Con “construir comunidad” pasa algo semejante. La comunidad no es lo social, lo público, lo político, sino ciertas necesidades particulares de un grupo territorialmente definido. La estrategia de trabajar en el territorio, adoptada hace años por el sistema educativo, es elocuente al respecto. Importan menos los conceptos que maneja la educación como fenómeno universal que el trabajo práctico en las zonas en que se encuentran los centros educativos, donde se pueden desarrollar proyectos focalizados.

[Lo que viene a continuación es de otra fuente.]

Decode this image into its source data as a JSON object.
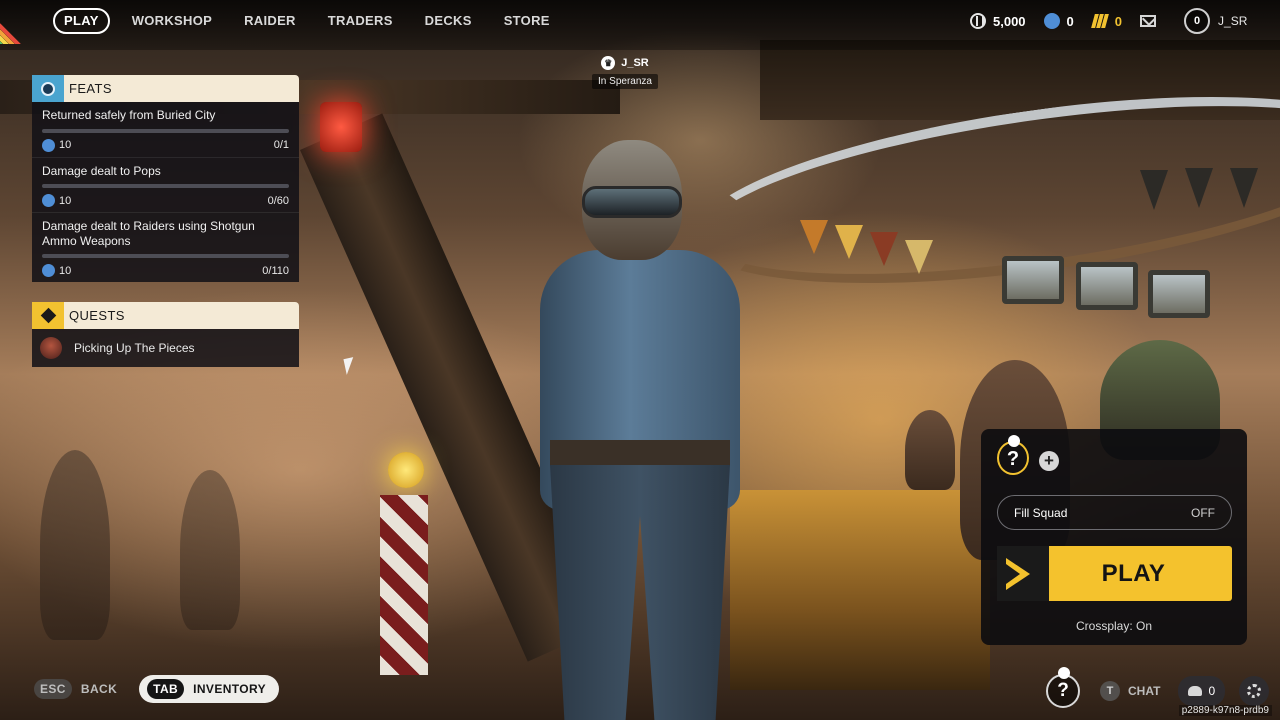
{
  "nav": {
    "items": [
      "PLAY",
      "WORKSHOP",
      "RAIDER",
      "TRADERS",
      "DECKS",
      "STORE"
    ],
    "active": "PLAY"
  },
  "currencies": {
    "coins": "5,000",
    "tokens": "0",
    "cred": "0"
  },
  "user": {
    "level": "0",
    "name": "J_SR"
  },
  "player_tag": {
    "name": "J_SR",
    "location": "In Speranza"
  },
  "feats": {
    "title": "FEATS",
    "items": [
      {
        "title": "Returned safely from Buried City",
        "reward": "10",
        "progress_text": "0/1",
        "progress": 0
      },
      {
        "title": "Damage dealt to Pops",
        "reward": "10",
        "progress_text": "0/60",
        "progress": 0
      },
      {
        "title": "Damage dealt to Raiders using Shotgun Ammo Weapons",
        "reward": "10",
        "progress_text": "0/110",
        "progress": 0
      }
    ]
  },
  "quests": {
    "title": "QUESTS",
    "items": [
      {
        "label": "Picking Up The Pieces"
      }
    ]
  },
  "squad": {
    "slot_glyph": "?",
    "add_glyph": "+",
    "fill_label": "Fill Squad",
    "fill_state": "OFF",
    "play_label": "PLAY",
    "crossplay": "Crossplay: On"
  },
  "bottom": {
    "back_key": "ESC",
    "back_label": "BACK",
    "inventory_key": "TAB",
    "inventory_label": "INVENTORY",
    "slot_glyph": "?",
    "chat_key": "T",
    "chat_label": "CHAT",
    "friends_count": "0",
    "build_id": "p2889-k97n8-prdb9"
  },
  "colors": {
    "accent_yellow": "#f4c22d",
    "panel_header": "#f4ead6",
    "feats_icon": "#4aa4cf",
    "panel_bg": "#121016"
  },
  "icons": [
    "coin-icon",
    "token-icon",
    "cred-icon",
    "mail-icon",
    "crown-icon",
    "feats-icon",
    "quests-icon",
    "add-icon",
    "play-chevron-icon",
    "friends-icon",
    "gear-icon"
  ]
}
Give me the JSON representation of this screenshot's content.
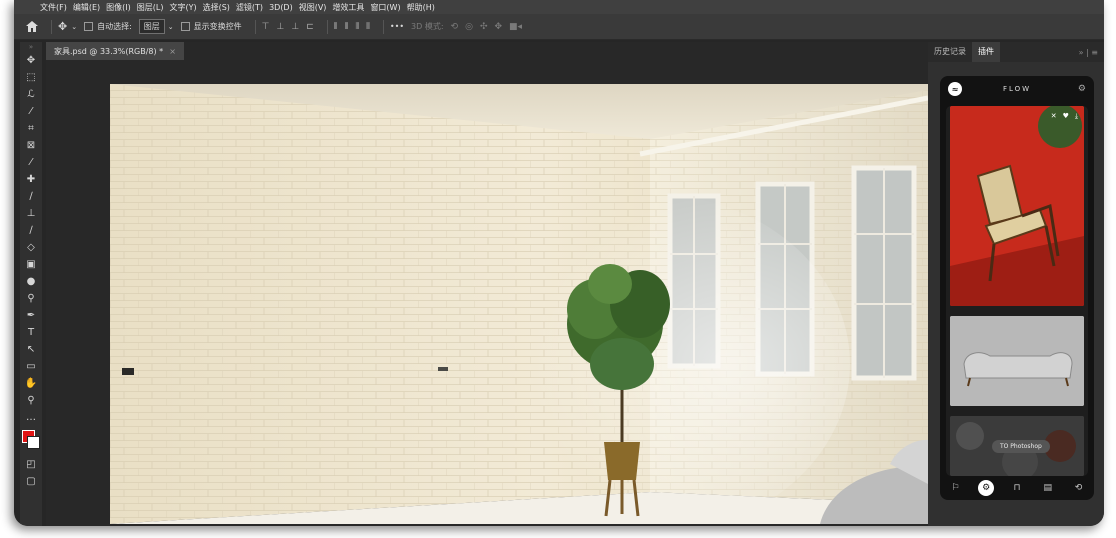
{
  "menubar": {
    "items": [
      "文件(F)",
      "编辑(E)",
      "图像(I)",
      "图层(L)",
      "文字(Y)",
      "选择(S)",
      "滤镜(T)",
      "3D(D)",
      "视图(V)",
      "增效工具",
      "窗口(W)",
      "帮助(H)"
    ]
  },
  "options": {
    "auto_select_label": "自动选择:",
    "auto_select_value": "图层",
    "show_transform_label": "显示变换控件",
    "more_label": "•••",
    "mode_3d_label": "3D 模式:"
  },
  "document": {
    "tab_title": "家具.psd @ 33.3%(RGB/8) *",
    "close_glyph": "×"
  },
  "panel": {
    "tabs": [
      "历史记录",
      "插件"
    ],
    "controls_glyph": "» | ≡"
  },
  "plugin": {
    "title": "FLOW",
    "logo_glyph": "≈",
    "pill_label": "TO Photoshop"
  },
  "colors": {
    "foreground": "#e01414",
    "background": "#ffffff",
    "ui_dark": "#262626",
    "accent_card": "#c8281e"
  },
  "icons": {
    "home": "home-icon",
    "move": "move-icon",
    "favorite": "heart-icon",
    "download": "download-icon",
    "close": "close-icon",
    "settings": "gear-icon"
  }
}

La conjunción misma de las palabras “estrategia” y “territorial” supone una lógica económica y médico-militar que convierte la educación en algo del orden de lo que debe ser vigilado de cerca, monitoreado, mapeado, para describir y clasificar el comportamientos de sus actores principales. Así, la educación hoy es un gran dispositivo etológico.

De esta manera, las soluciones que se proponen para “arreglar” la educación se parecen mucho al tipo de propuestas de solución para problemas como la seguridad o el control del dengue. Soluciones territoriales, de vigilancia permanente; soluciones, en una palabra, etológicas. Una sola y misma lógica las rige, cuando la educación debería ser el espacio que se apartara de esa lógica, que permitiera pensarla críticamente y establecer una resistencia, un “afuera”.